Together, all those factors have created a "quasi-NBA" scenario, where the teams with the top 5 picks in the draft are all interested in trading those picks. Why? The answer is simple. Once the current CBA expires the rookie salary structure will radically change and the high draft picks will cost less than half of what they cost now. Here on Buffalo Rumblings we have intimate knowledge of just how much the #1 pick signs for, because Jason Peters wants to be paid more than Jake Long is. Every one of the first 9 picks in the Draft is held by a small market team.
Because of the Luxury Tax and other factors in a recent NBA trade the Phoenix Suns traded two #1 picks and a player to the Seattle Supersonics for a 2nd round pick. That's right. Two Ones and a player for a Two.Have we gooten to the point in the NFL where one teamswill pay another team to let them trade down.

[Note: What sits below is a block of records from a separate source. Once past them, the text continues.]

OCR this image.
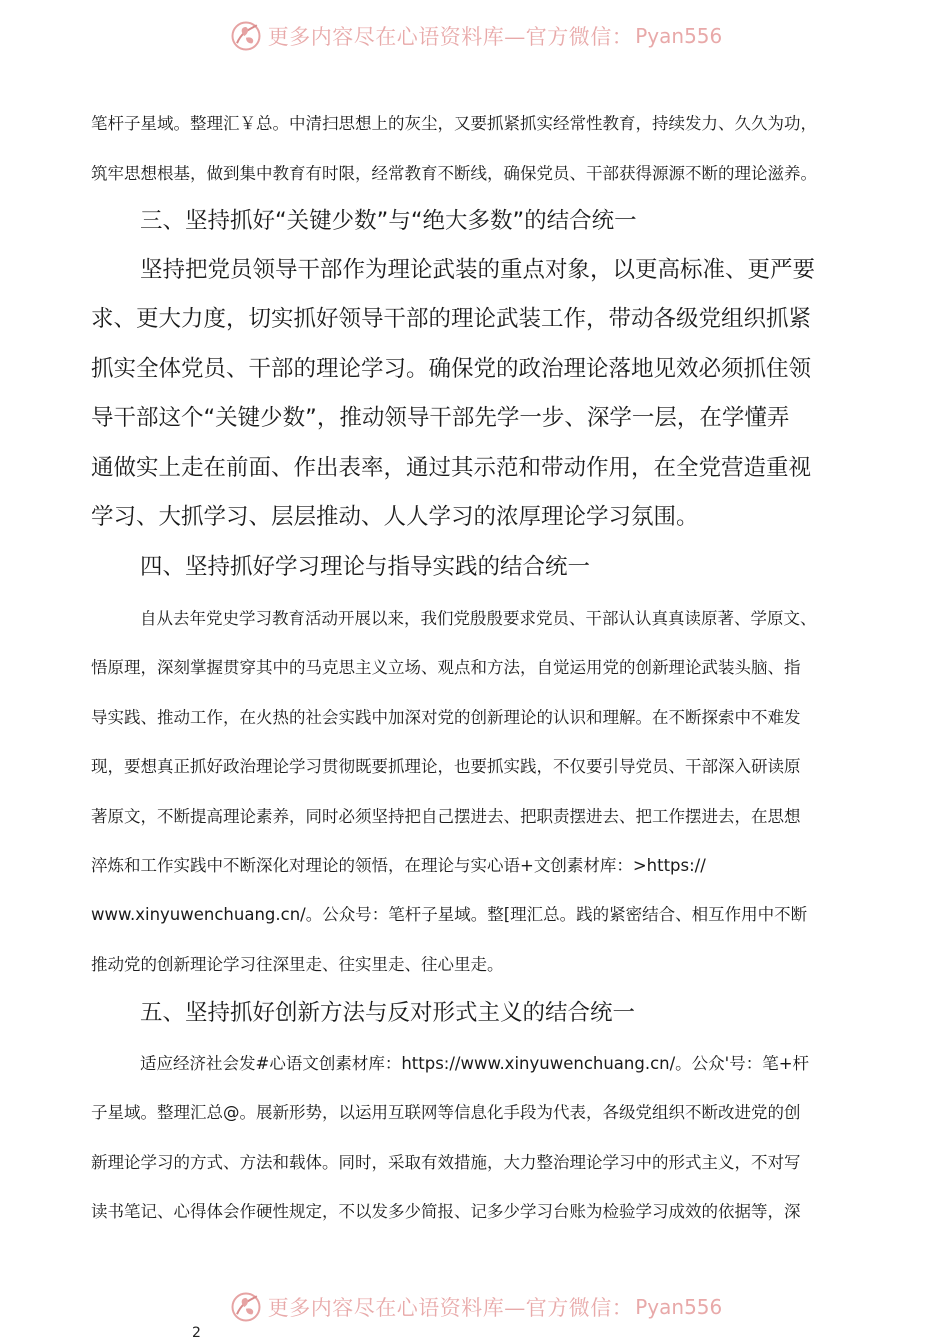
更多内容尽在心语资料库—官方微信： Pyan556
笔杆子星域。整理汇￥总。中清扫思想上的灰尘，又要抓紧抓实经常性教育，持续发力、久久为功，
筑牢思想根基，做到集中教育有时限，经常教育不断线，确保党员、干部获得源源不断的理论滋养。
三、坚持抓好“关键少数”与“绝大多数”的结合统一
坚持把党员领导干部作为理论武装的重点对象，以更高标准、更严要
求、更大力度，切实抓好领导干部的理论武装工作，带动各级党组织抓紧
抓实全体党员、干部的理论学习。确保党的政治理论落地见效必须抓住领
导干部这个“关键少数”，推动领导干部先学一步、深学一层，在学懂弄
通做实上走在前面、作出表率，通过其示范和带动作用，在全党营造重视
学习、大抓学习、层层推动、人人学习的浓厚理论学习氛围。
四、坚持抓好学习理论与指导实践的结合统一
自从去年党史学习教育活动开展以来，我们党殷殷要求党员、干部认认真真读原著、学原文、
悟原理，深刻掌握贯穿其中的马克思主义立场、观点和方法，自觉运用党的创新理论武装头脑、指
导实践、推动工作，在火热的社会实践中加深对党的创新理论的认识和理解。在不断探索中不难发
现，要想真正抓好政治理论学习贯彻既要抓理论，也要抓实践，不仅要引导党员、干部深入研读原
著原文，不断提高理论素养，同时必须坚持把自己摆进去、把职责摆进去、把工作摆进去，在思想
淬炼和工作实践中不断深化对理论的领悟，在理论与实心语+文创素材库：>https://
www.xinyuwenchuang.cn/。公众号：笔杆子星域。整[理汇总。践的紧密结合、相互作用中不断
推动党的创新理论学习往深里走、往实里走、往心里走。
五、坚持抓好创新方法与反对形式主义的结合统一
适应经济社会发#心语文创素材库：https://www.xinyuwenchuang.cn/。公众'号：笔+杆
子星域。整理汇总@。展新形势，以运用互联网等信息化手段为代表，各级党组织不断改进党的创
新理论学习的方式、方法和载体。同时，采取有效措施，大力整治理论学习中的形式主义，不对写
读书笔记、心得体会作硬性规定，不以发多少简报、记多少学习台账为检验学习成效的依据等，深
更多内容尽在心语资料库—官方微信： Pyan556
2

I don't think the NFL has gotten to the full NBA extreme, but recent events in the NFL have a similar ring to them. Kansas City just let $20 million in cap money expire. They could have rolled it over, even a child knows how to do that now. However, they chose to let it go. They were among the teams whose actual salary expenditures were closest to the Cap floor last year and, obviously, they intend to be there again. You think they want to pay a rookie more than they paid Jared Allen? Well come to think of it, they didn't pay Jared either, they traded him away.
New Chiefs GM Scott Piloli is actively shopping the #3 pick to further reduce payroll costs. Any picks and players the Chiefs get will clearly cost much less in aggregate than the one player picked at #3 will cost. Therefore, a team like the Eagles that has 1) a strong financial position, 2) lots of Cap space, 3) a wealth of draft picks and 4) an abundance of tradeable players is in the position to take advantage of the Chiefs situation. The unknown piece is whether Piloli is considering taking much less in trade than the points on the longstanding Trade Value Chart.
How does this affect the Bills? If the Eagles decide that (for example) they can pull off a trade with one of the teams shopping the high picks then they probably won't have a #1 pick left to trade for Jason Peters. If you were the Eagles which course of action would you pursue, A) a trade of pick #21, pick #85 plus WR Reggie Brown for Aaron Curry, or B) a trade of pick #21 for Jason Peters? If your answer is A) then the Eagles suddenly evaporate as a potential trading partner for the Bills, unless the Bills are willing to work out something that includes the Eagles #53 pick as a starting point.
So one has to wonder if market conditions beyond the Bills ability to control will cause the Eagles to move on to greener trading pastures than the Bills can offer.